American sports anchor (born 1976)

Dari Nowkhah, reading a report on the sideline of Allegiant Stadium before the 2024 Vegas Kickoff Classic for the SEC Network as members of Cirque du Soleil's Mad Apple and commentator Jordan Rodgers dance.

Darius Behzad "Dari" Nowkhah (born June 23, 1976) is the lead anchor at SEC Network, an American sports television network (he was chosen as a head anchor when it began airing in August 21, 2014). Nowkhah hosts extensive college football and college basketball programming for the collegiate network and also provides play-by-play for the network's college basketball and college baseball coverage.

Nowkhah's move to ESPNU's Charlotte, NC headquarters came after seven years in Bristol, CT where he hosted a variety of shows for ESPN. Among the shows Nowkhah hosted were SportsCenter, Baseball Tonight and College Football Live.

He fills in as a host on a variety of other ESPN Radio programs. Before working at ESPN, Nowkhah worked at KCFW-TV in Kalispell, Montana, as well as KLKN-TV in Lincoln, Nebraska and KOTV in Tulsa.

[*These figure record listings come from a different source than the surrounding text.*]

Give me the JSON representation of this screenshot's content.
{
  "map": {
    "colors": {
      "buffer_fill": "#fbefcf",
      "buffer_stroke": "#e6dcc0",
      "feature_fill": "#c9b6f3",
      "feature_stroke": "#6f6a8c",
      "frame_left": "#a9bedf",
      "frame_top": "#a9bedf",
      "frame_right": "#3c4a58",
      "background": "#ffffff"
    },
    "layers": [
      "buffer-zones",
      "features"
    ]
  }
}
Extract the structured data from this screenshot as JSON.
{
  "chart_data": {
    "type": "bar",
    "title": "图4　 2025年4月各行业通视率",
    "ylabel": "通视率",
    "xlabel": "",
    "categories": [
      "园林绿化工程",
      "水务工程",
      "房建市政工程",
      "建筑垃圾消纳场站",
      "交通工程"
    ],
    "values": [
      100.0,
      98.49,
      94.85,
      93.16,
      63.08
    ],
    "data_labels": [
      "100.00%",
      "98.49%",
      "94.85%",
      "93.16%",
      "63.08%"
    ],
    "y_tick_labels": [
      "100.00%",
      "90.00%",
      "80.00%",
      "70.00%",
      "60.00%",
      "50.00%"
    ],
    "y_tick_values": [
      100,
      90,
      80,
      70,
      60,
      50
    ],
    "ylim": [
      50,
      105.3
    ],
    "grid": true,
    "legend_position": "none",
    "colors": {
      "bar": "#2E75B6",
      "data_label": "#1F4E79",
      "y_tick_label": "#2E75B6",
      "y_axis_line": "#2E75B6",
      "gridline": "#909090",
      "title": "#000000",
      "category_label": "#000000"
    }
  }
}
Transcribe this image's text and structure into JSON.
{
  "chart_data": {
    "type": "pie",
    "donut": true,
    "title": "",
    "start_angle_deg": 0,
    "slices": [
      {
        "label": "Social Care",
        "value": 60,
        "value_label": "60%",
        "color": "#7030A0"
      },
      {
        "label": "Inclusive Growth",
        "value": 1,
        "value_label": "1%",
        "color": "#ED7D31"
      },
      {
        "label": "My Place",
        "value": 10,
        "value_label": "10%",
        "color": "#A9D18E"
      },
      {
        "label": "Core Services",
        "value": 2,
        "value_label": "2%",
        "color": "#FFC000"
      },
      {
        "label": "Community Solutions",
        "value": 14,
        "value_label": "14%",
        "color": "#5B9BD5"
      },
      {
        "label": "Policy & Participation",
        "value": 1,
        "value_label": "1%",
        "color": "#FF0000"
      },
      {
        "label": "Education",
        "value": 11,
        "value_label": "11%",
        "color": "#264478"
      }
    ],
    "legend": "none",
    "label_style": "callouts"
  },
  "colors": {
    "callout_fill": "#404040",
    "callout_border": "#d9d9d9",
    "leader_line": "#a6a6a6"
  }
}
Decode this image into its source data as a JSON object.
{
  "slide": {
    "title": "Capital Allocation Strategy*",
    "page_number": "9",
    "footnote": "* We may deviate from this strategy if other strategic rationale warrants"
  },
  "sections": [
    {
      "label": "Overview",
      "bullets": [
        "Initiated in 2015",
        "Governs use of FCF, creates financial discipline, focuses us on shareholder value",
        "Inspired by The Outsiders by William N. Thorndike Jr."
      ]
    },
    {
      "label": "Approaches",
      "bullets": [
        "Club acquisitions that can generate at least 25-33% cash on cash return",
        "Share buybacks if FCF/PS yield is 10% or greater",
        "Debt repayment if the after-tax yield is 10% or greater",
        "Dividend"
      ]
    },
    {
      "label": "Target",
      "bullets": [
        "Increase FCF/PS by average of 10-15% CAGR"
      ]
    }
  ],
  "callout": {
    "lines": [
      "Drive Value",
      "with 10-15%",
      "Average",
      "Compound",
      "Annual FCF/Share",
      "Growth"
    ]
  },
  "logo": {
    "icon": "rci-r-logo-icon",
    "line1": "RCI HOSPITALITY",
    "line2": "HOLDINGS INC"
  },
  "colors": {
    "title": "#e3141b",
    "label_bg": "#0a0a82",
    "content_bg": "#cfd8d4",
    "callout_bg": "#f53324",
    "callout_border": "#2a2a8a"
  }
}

Nowkhah graduated from Union High School in Tulsa, Oklahoma, and then from the University of Oklahoma in 1998 with a degree in broadcast journalism.

==Personal life==
Nowkhah and his wife Jenn have four children. On Tuesday, September 20, 2011, Nowkhah announced the death of his infant son, Hayden, who died from complications arising from myocarditis, a viral infection that compromised the heart. He and his wife have since set up Hayden's Hope, a foundation dedicated to helping families cover expenses due to their children's organ transplants.

Nowkhah is the son of Cy Nowkhah, a 1975 University of Tulsa graduate who immigrated to the United States from Iran in 1969.